Had it been politicos, reports would’ve been summoned and committees formed for weeks, until the matter was ready to be brushed under the carpet.


It may come late, but retirement does eventually arrive

In politics, the decision to retire is never set in stone; nay it is usually expediency that dictates the announcement. And more often than not, the promise, like most others made, is reneged.

The Sharif brothers promised to do it; Musharraf promised to do it; Altaf Hussain has promised to do it so often that bets are now placed not on whether he would retire but on how many times a day he would.

On the contrary, our cricketers announce their retirements on their own terms, and (barring a few) mostly stick to them. More often than not, they selflessly give way to newcomers – like Saeed Anwar hanging his boots soon after scoring a century in 2003. And most of all, they can be kicked out.

You can’t say the same for the other lot.


Sticking together (at least publicly)

The politicians, even when they are united, are not. The cricketers, even when they are falling apart, stick together.

Remember, when the PPP and the PML-N came together to contain the PTI advances, and the very public brawl that ensued between Chaudhary Nisar and Aitzaz Ahsan?

The cricketers on the other hand, despite news of constant struggle for the captaincy, and the lobbying, are able to maintain a façade where none can question their unity.


Sharing credit — ‘The boys played well’

Self-aggrandisement defines our political culture. The system is essentially a monarchy where the king can do no wrong. All good actions are cashed by the top boss, and all shortfalls blamed upon the working staff, the opposition or the oh-so-tiresome procedures and red tape.

Willingly or reluctantly, our cricketers do own up to their shortcomings and share credit where it is due.

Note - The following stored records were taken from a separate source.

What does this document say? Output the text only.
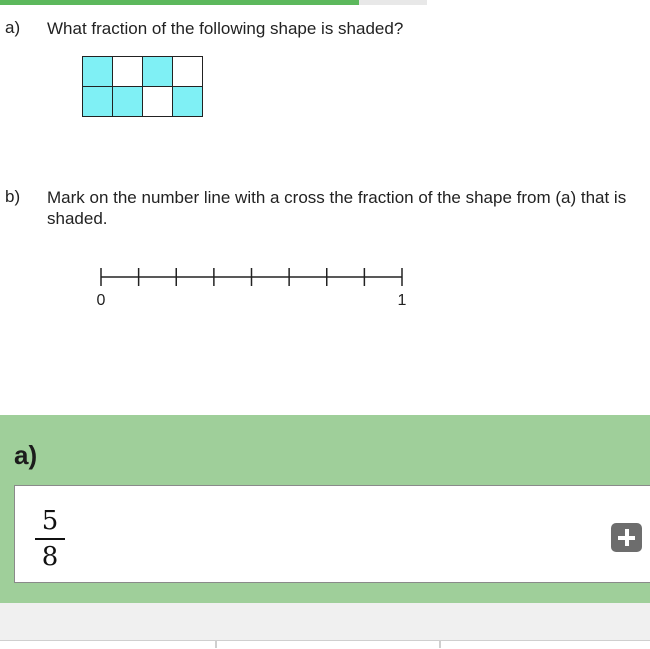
a) What fraction of the following shape is shaded?

b) Mark on the number line with a cross the fraction of the shape from (a) that is shaded.
0	1
a)
5
8
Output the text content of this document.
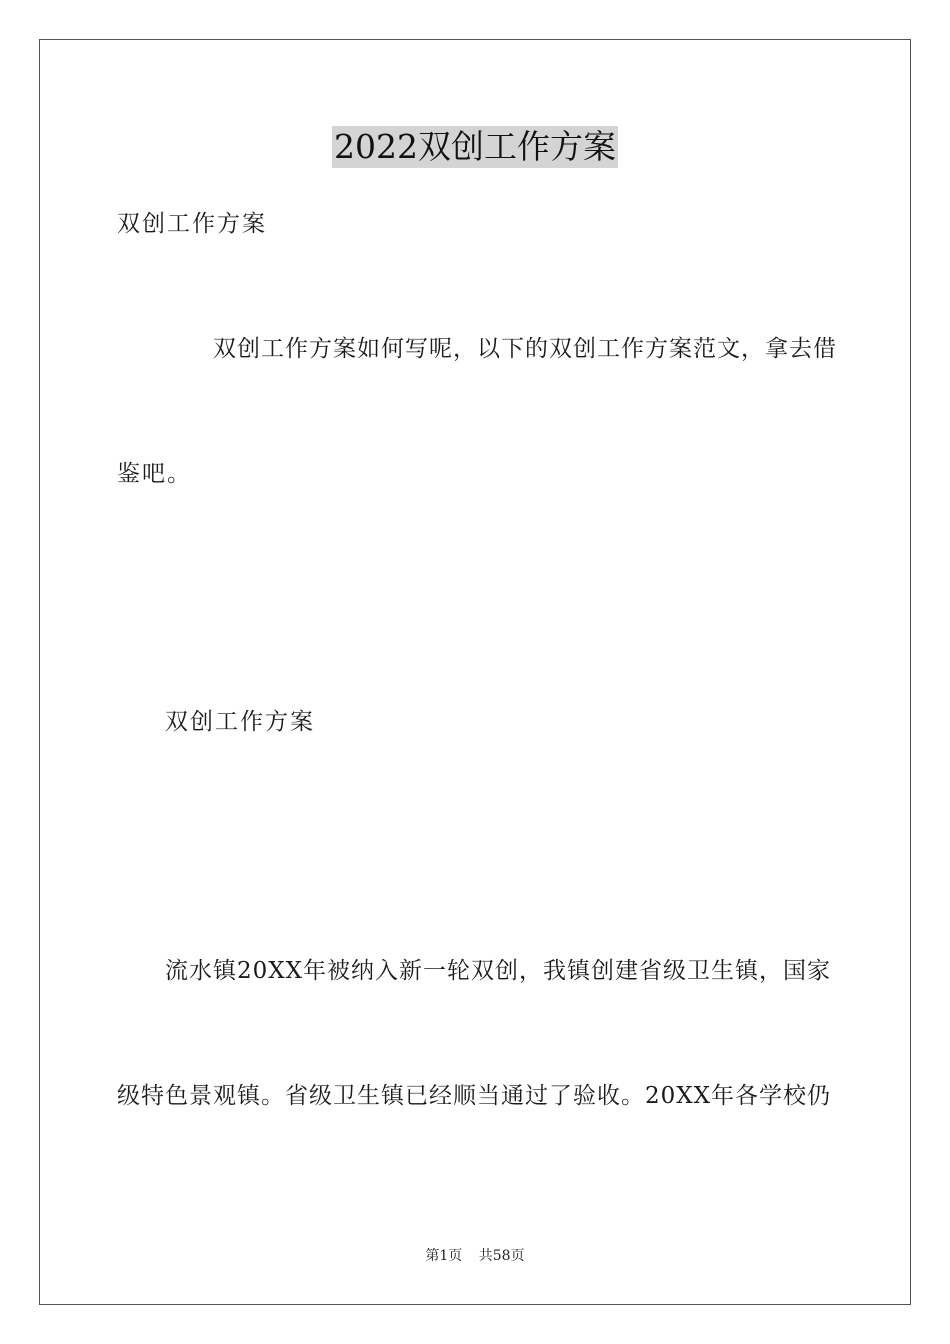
2022双创工作方案
双创工作方案
双创工作方案如何写呢，以下的双创工作方案范文，拿去借
鉴吧。
双创工作方案
流水镇20XX年被纳入新一轮双创，我镇创建省级卫生镇，国家
级特色景观镇。省级卫生镇已经顺当通过了验收。20XX年各学校仍
第1页 共58页
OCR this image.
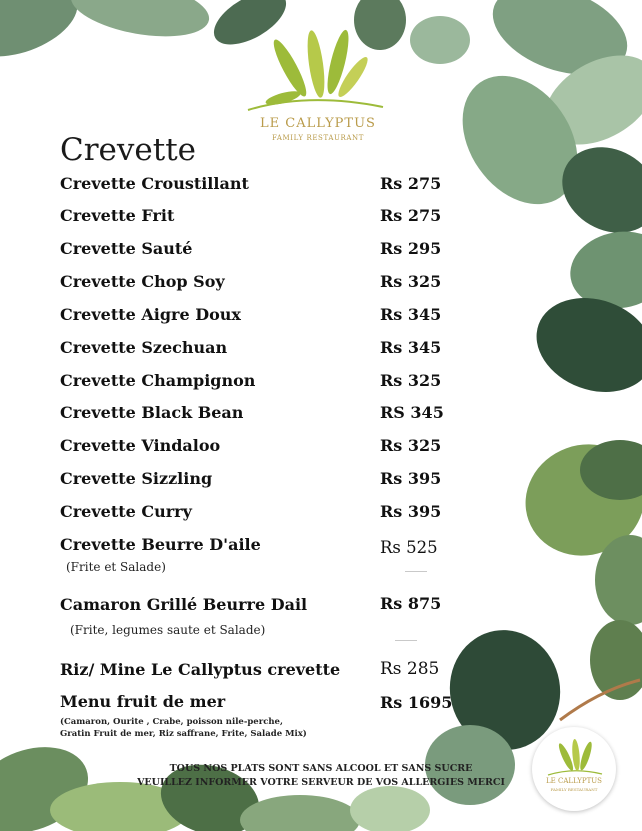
LE CALLYPTUS
FAMILY RESTAURANT
Crevette
Crevette Croustillant	Rs 275
Crevette Frit	Rs 275
Crevette Sauté	Rs 295
Crevette Chop Soy	Rs 325
Crevette Aigre Doux	Rs 345
Crevette Szechuan	Rs 345
Crevette Champignon	Rs 325
Crevette Black Bean	RS 345
Crevette Vindaloo	Rs 325
Crevette Sizzling	Rs 395
Crevette Curry	Rs 395
Crevette Beurre D'aile	Rs 525
(Frite et Salade)
Camaron Grillé Beurre Dail	Rs 875
(Frite, legumes saute et Salade)
Riz/ Mine Le Callyptus crevette Rs 285
Menu fruit de mer	Rs 1695
(Camaron, Ourite , Crabe, poisson nile-perche,
Gratin Fruit de mer, Riz saffrane, Frite, Salade Mix)
TOUS NOS PLATS SONT SANS ALCOOL ET SANS SUCRE
VEUILLEZ INFORMER VOTRE SERVEUR DE VOS ALLERGIES MERCI	LE CALLYPTUS
FAMILY RESTAURANT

The wins, the records and the sheer joys

The lawmakers will say they did pass the 18th amendment, (though in the years later they defiled it again), and did push down the prices of petroleum (though by a fraction less than what was merited).

But none of that is any match to the joy our cricketers can bring home. Erratic they can be, but they also often tend to be the best in business. Ajmal holds the number one rank in ODI bowlers right now, and Hafeez ranks in the world’s top three all-rounders.

In the cups they bring home, in the fights they put up, and above all, in the magical ways they make comebacks out of nowhere, the nation sees a story they would love to write about themselves.

So even if both these fiefdoms have countless similarities, there are many things that set them apart too.

One thing can’t be denied, however: they continue to drive us to the brink of insanity with their highs and lows, and are a part of most of our drawing room discussions.